India’s Yes Bank said third-quarter net profit more than quadrupled, helped by a drop in loan-loss provisions and healthy growth in loans, but the result still fell short of expectations.
The Mumbai-based private lender’s standalone net profit rose to Rs 231 crore ($27.8 million) in the three months ended Dec 31, it said on Saturday. That was up from Rs 51.52 crore in the same period a year earlier.
Analysts, on average, had expected a net profit of Rs 343 crore, according to LSEG data.
YES Bank took a sharp hit on its third-quarter profit last year, as it set aside more provisions on its balance sheet after transferring bad loans to private equity firm J.C. Flowers.

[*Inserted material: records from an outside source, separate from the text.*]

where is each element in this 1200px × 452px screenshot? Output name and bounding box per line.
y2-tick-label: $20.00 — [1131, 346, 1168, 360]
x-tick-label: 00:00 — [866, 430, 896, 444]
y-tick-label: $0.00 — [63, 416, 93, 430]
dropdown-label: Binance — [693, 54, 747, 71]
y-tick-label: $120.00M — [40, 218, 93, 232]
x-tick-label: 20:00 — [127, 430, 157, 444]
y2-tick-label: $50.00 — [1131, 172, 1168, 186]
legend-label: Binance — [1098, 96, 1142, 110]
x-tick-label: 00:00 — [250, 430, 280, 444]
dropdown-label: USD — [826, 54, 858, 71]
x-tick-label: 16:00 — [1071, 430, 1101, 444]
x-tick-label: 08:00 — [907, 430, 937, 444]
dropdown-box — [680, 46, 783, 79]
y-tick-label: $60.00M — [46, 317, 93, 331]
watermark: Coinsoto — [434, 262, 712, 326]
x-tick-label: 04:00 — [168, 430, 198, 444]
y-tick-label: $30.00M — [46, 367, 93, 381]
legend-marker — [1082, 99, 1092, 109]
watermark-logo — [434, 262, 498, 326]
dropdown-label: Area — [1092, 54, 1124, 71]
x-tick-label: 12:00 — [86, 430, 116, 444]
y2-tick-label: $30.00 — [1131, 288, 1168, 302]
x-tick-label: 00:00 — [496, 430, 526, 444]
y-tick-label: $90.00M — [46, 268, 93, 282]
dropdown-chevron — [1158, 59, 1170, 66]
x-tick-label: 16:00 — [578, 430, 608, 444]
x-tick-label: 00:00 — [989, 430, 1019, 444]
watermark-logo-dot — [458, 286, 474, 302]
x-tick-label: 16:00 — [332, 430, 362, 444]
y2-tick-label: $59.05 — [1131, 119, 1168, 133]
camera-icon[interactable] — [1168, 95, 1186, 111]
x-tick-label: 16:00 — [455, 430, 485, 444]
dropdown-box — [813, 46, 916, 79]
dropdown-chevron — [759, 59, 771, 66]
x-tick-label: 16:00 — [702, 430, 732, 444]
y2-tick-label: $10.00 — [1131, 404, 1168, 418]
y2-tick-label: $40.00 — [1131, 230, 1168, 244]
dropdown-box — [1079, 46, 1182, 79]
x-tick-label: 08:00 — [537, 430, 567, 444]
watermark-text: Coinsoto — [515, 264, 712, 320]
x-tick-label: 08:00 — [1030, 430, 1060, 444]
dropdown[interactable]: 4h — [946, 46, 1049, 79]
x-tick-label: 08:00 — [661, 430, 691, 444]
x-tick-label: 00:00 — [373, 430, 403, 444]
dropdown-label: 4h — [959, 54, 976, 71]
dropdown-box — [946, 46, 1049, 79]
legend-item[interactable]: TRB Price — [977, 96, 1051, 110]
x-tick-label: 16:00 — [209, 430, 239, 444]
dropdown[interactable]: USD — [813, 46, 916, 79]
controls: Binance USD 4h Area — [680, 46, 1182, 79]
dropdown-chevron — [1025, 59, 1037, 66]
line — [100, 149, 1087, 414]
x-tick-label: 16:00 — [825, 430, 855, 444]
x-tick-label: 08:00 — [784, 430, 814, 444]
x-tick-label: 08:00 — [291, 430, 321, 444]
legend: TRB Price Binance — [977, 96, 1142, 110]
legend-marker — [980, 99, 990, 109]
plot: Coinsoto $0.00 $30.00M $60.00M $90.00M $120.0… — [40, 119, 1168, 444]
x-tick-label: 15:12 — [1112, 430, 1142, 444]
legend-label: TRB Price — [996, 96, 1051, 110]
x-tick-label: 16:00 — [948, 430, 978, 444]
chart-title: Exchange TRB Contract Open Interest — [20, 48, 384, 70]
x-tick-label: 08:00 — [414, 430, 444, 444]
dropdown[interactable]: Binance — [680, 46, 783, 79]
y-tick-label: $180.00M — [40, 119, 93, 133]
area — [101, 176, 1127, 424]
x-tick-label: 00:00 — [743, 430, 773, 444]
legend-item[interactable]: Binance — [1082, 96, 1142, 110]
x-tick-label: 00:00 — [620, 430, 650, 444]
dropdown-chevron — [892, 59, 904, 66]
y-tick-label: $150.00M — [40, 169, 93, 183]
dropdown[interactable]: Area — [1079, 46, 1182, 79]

Its net interest income, the difference between the interest earned on loans and that paid to depositors, rose 2.33 per cent to Rs 2017 crore.
The net interest margin, a key indicator of a bank’s profitability, fell to 2.4% from 2.50% a year earlier, and the 2.30% reported in the prior quarter.
Most Indian private lenders, including HDFC Bank and ICICI Bank, have reported a drop in lending margins for the fiscal third quarter as deposits got re-priced higher amid tightened banking system liquidity.
Yes Bank’s net advances grew 11.8% on year to Rs 2.18 trillion ($26.23 billion), led by retail loans, while deposits rose 13.2%.
Its gross non-performing asset (NPA) ratio was at 2% at the end of December, unchanged from the end of the previous quarter.
Provisions and contingencies, net of recoveries made against loan accounts written off as bad, fell to Rs 555 crore from Rs 845 crore a year earlier.
Shares of YES Bank ended 0.8% higher on Thursday ahead of the results. Friday was a public holiday in India.